Final Dispatch: June 1 Denali team

Hi guys! Assistant guide Aaron Diamond checking in with the final trip dispatch and a quick recap from the June 1 West Buttress trip.

After meeting in Anchorage the team of Nick, Tony, Allen, Kate, Honglin, and Neil made our way to Talkeetna on the 2nd for our flight to basecamp. After a day of waiting for the weather at basecamp to clear and practicing skills for the glacier we flew out of Talkeetna amist a rain and hail storm arriving at basecamp around 9:30 pm.

Early the next morning (or late that night, you’re never really sure) we left basecamp and began our climb. Things went smoothly as we traveled up the Kahiltna to 11. At 11 the team was faced with less than ideal weather with limited visibility and occasional snow and wind. Dispite the weather our team was able to travel upwards first putting a cache in above Windy corner and then moving to our camp at 14000ft the next day.

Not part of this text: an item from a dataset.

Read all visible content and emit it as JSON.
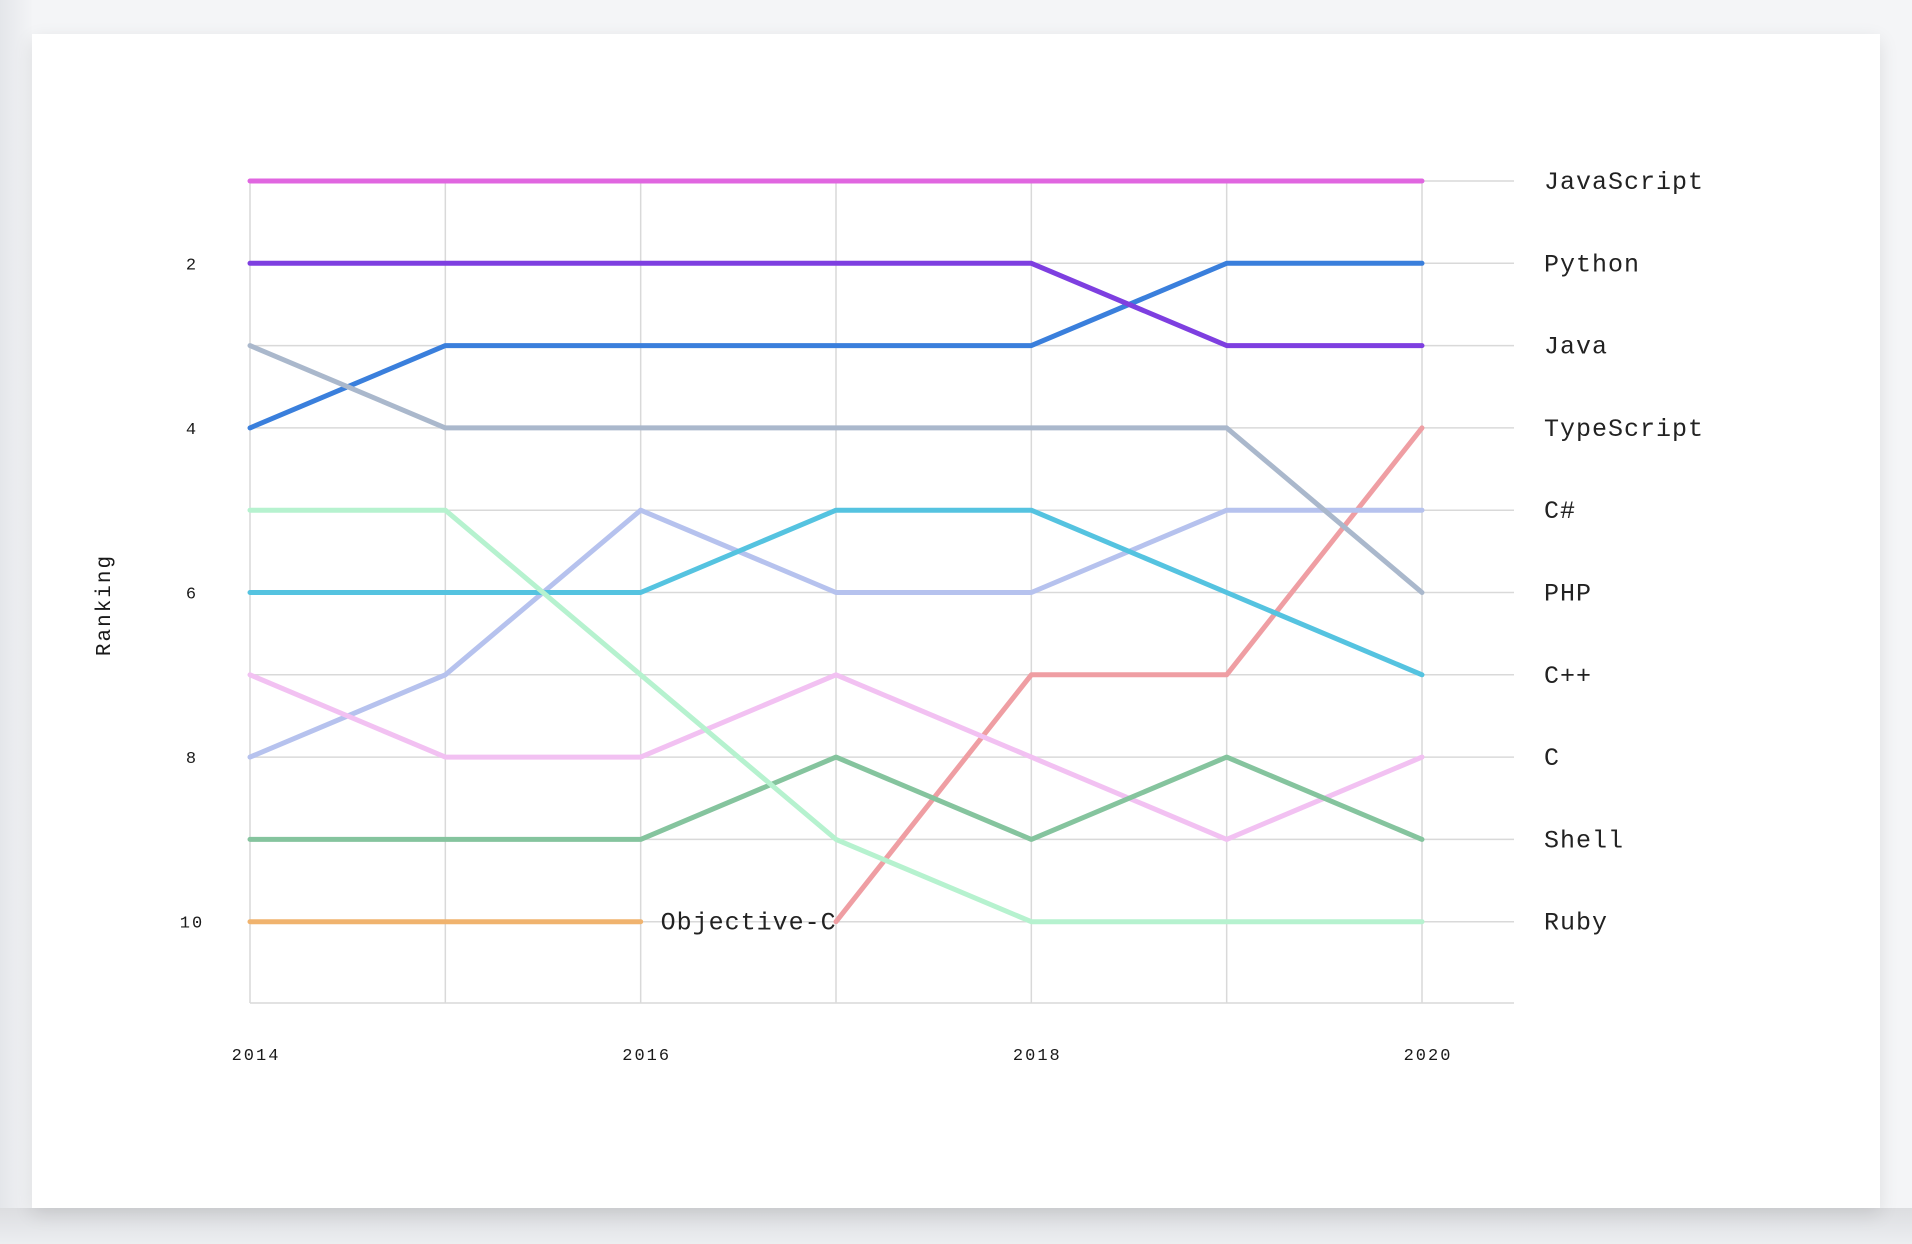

At 14 Jacob and Jason prepped the team for the upper mountain by reviewing ascending and descent in fixed lines as well as traveling with running protection. A high wind forecast kept us away from high camp for a day but when we awoke to clear skies and light winds on the day that was forecasted to be poor we decided to move up the same afternoon.

The climbing on the ridge was spectacular and the weather perfect as we moved to high camp in anticipation of our summit bid. The team moved well on the fixed lines before clipping gear on the scenic and technical terrain until arriving at high camp around 6pm.

The forecasted wind moved in that night and shook us all night long. The gusts blew snow walls over and kept us on our toes and in and out of the tents until the late morning. A rest day followed and the winds died raising our hopes for a summit bid the following day.

The next day broke with perfect weather; warm, windless, and clear. We left for the summit around 8:30 am and the team summited in just over 8 hours. With excellent views in all directions it’s a moment I’m sure none of us will forget anytime soon. We descended to high camp and the next morning began the long walk back to the airstrip at basecamp.

After long breaks and food at 14 and 11 the team walked through the night arriving at the runway at 7:45 am the next day under cloudy skies. Luckily a short break in the weather allowed us and our fellow mountain trippers to sneak out on a handful of TAT flights back to family, and friends and civilization.

I’d like to take a moment to say thank you to the team for making the trip the great experience it was and for choosing Mountain Trip. Jacob, Jason and I are all looking forward to climbing with you all again either here in Alaska or in other corners of the world. Until then, safe travels and climb on!